Every sentence completion question has at least one clue. In fact, the writers of these types of SAT problems must put clues into the sentences; otherwise, there would be no way for you, the test-taker, to know word(s) the writers want. Consider the following sentence:
My sister Natalie is very _____________.
That sentence would be a very poor sentence to use as a Sentence Completion problem, because there’s not enough information in the sentence itself for you to know what word the SAT writers have in mind. Your sister Natalie could virtually be anything: funny, happy, angry, silly, ruthless, garrulous (look it up), pedantic (look it up), or apathetic (look it up).
Contrast the previous example with this one:
Although my brother Brad is a generous person, my sister Natalie is very _____________.
This example, although perhaps slightly simplistic, exemplifies most Sentence Completion sentences.

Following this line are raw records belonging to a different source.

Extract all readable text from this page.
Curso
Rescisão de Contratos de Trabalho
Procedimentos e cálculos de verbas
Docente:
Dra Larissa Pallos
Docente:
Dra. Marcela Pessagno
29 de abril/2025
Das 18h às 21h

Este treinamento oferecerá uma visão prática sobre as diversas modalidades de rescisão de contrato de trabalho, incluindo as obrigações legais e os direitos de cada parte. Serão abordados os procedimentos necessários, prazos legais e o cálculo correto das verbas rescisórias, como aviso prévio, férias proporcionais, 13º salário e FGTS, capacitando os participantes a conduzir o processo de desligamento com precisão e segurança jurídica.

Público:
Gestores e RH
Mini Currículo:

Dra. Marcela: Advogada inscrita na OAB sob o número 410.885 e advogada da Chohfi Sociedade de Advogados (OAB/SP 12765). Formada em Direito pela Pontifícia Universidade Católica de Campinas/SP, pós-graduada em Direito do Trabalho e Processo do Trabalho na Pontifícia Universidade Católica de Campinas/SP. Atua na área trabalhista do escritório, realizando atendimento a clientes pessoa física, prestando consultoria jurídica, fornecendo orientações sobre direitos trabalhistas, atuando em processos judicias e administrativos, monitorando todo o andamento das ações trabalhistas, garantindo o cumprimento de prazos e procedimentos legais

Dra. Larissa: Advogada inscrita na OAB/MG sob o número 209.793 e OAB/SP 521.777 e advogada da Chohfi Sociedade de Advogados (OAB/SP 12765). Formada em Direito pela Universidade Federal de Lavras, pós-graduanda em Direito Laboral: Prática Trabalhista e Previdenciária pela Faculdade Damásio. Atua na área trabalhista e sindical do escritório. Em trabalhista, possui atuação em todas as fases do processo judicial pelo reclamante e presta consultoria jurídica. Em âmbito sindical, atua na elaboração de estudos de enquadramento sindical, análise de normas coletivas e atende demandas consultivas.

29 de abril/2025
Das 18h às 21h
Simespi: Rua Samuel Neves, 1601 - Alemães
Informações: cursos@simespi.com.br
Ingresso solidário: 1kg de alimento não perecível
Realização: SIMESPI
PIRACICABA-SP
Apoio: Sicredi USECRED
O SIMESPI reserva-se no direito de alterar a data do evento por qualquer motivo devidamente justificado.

Notice that this time, you’re given clues that lead you to figure out what type of word belongs in the blank. You have two clue words here: although and generous. The word although signals that you should look for the opposite of a certain word—in this case, generous. So you should realize that the correct answer should mean “the opposite of generous.” What is a word that means that? How about selfish? Then, look at the five answer choices. Eliminate each word that doesn’t mean selfish. Keep any answer choices in which you don’t know the word. Then, look at the remaining answer choices. Is there one that you know means “the opposite of generous” or selfish? If yes, you’ve found your answer. If you know none of the remaining words, then guess and continue to the next question.
So, with Sentence Completion problems, your main jobs are to read the sentence, spot the clues, and to come up with a word (or phrase) that exemplifies what should belong in the blank(s).